HC Deb 08 May 1956 vol 552 cc987-8
8. Mr. Lee

asked the Minister of Labour whether he will reconsider his decision not to hold an inquiry into the rates of pay of women employed in the engineering industry.

11. Miss Lee

asked the Minister of Labour what progress has been made in meeting the trade union request for a court of inquiry regarding equal pay for women; and what steps he has taken to expedite this.

Mr. Iain Macleod

I informed the trade unions concerned on 26th April that I was unable to accede to their request for an independent inquiry into women's work in engineering. I can see no grounds for reconsidering this decision.

Mr. Lee

Is it not the fact that the Ministry of Labour is now looked upon by both sides of industry as a sort of neutral court to which both can go when they are in great difficulty? May not the result of this refusal of the Minister be that, when issues of very great importance arise and he wishes to set up a court of inquiry, the trade union may refuse to co-operate in consequence of his action now? Will he again consider this matter? This is indeed a very great national issue. The Government themselves have accepted the basis of equal pay. Does it not appear that they are now backing out when the union asks for the implementation in private industry of what the Government have done in the Civil Service?

Mr.
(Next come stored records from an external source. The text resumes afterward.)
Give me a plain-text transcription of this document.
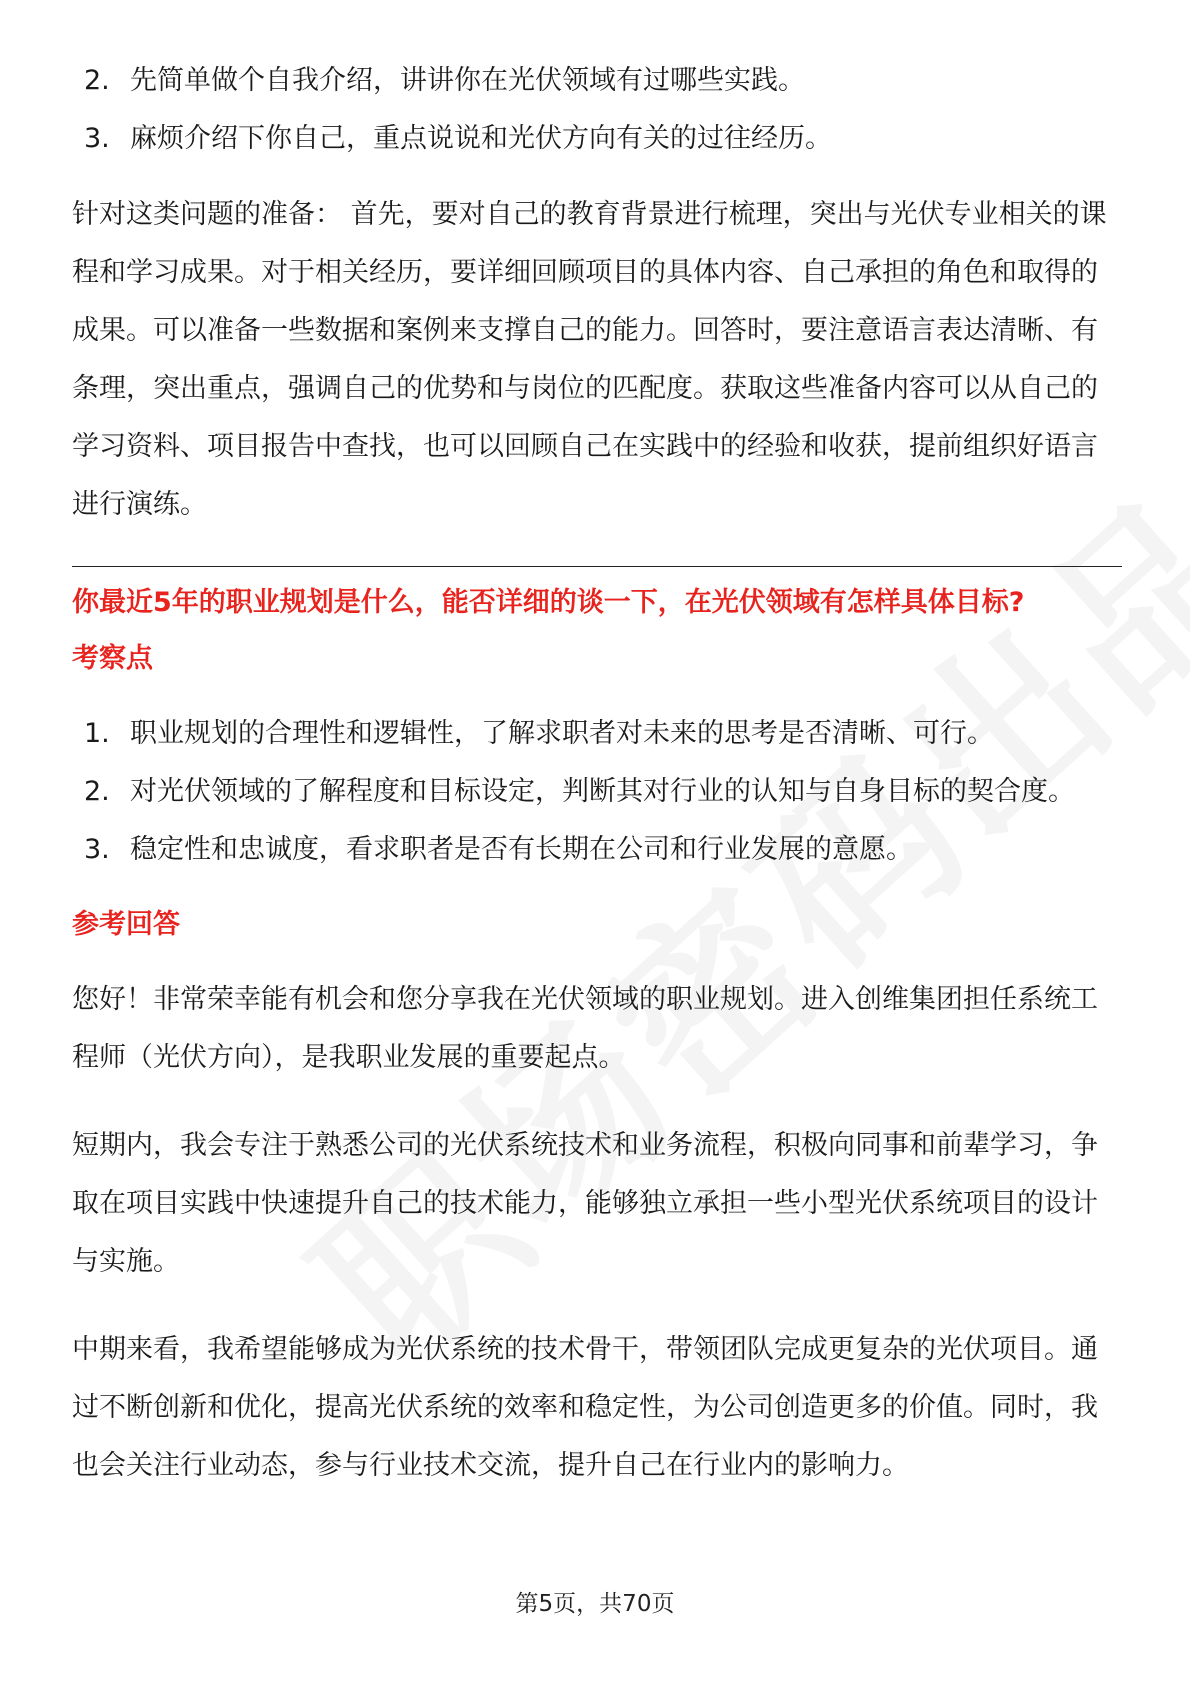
2. 先简单做个自我介绍，讲讲你在光伏领域有过哪些实践。
3. 麻烦介绍下你自己，重点说说和光伏方向有关的过往经历。

针对这类问题的准备： 首先，要对自己的教育背景进行梳理，突出与光伏专业相关的课程和学习成果。对于相关经历，要详细回顾项目的具体内容、自己承担的角色和取得的成果。可以准备一些数据和案例来支撑自己的能力。回答时，要注意语言表达清晰、有条理，突出重点，强调自己的优势和与岗位的匹配度。获取这些准备内容可以从自己的学习资料、项目报告中查找，也可以回顾自己在实践中的经验和收获，提前组织好语言进行演练。

你最近5年的职业规划是什么，能否详细的谈一下，在光伏领域有怎样具体目标?
考察点
1. 职业规划的合理性和逻辑性，了解求职者对未来的思考是否清晰、可行。
2. 对光伏领域的了解程度和目标设定，判断其对行业的认知与自身目标的契合度。
3. 稳定性和忠诚度，看求职者是否有长期在公司和行业发展的意愿。
参考回答

您好！非常荣幸能有机会和您分享我在光伏领域的职业规划。进入创维集团担任系统工程师（光伏方向），是我职业发展的重要起点。

短期内，我会专注于熟悉公司的光伏系统技术和业务流程，积极向同事和前辈学习，争取在项目实践中快速提升自己的技术能力，能够独立承担一些小型光伏系统项目的设计与实施。

中期来看，我希望能够成为光伏系统的技术骨干，带领团队完成更复杂的光伏项目。通过不断创新和优化，提高光伏系统的效率和稳定性，为公司创造更多的价值。同时，我也会关注行业动态，参与行业技术交流，提升自己在行业内的影响力。

第5页，共70页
Macleod

I shall be happy to accept that description which the hon. Gentleman has given of my Department. This, however, is a purely practical question, whether a court of inquiry set up by the Minister of Labour is the most appropriate body for what is, I recognise, an important and serious national issue. My answer to that would be that a court of inquiry is the last resort in the hands of the Minister of Labour, a resort which he uses extremely rarely, and it would seem to me, as I said in my letter to which I have referred, and which I am quite ready to make public, wholly inappropriate for the sort of detailed inquiry that this would have to be.

Miss Lee

Would the right hon. Gentleman prefer to have a strike in these industries if there is not equal pay? Is he aware that there is complete agreement between the men and women in industry on this point, and that there is a majority of Members of this House who support equal pay? Will he tell me what women can now do, and what others inside and outside the House can now do, who believe that this principle should be universally applied?

Mr. Macleod

Naturally I should deem it a disastrous thing if there were a major strike in the engineering industry of this country. That, of course, is common ground. As I said, this is purely a practical issue about what the best way of resolving this may be. I cannot see that a court of inquiry set up by the Minister is the appropriate body. Indeed, in response to that letter the union is now asking the Federation whether it will meet to discuss the possibility of setting up such an inquiry within the industry itself, which is what I suggested.

Miss Bacon

Is the right hon. Gentleman aware that equal pay is regarded by professional women not as the end but as the beginning? Will he therefore use his influence and do evertyhing he can to see that the example of the Government and of the local authorities is followed in industry?

Mr. Macleod

That is a very important question, but undoubtedly it goes wider than this Question.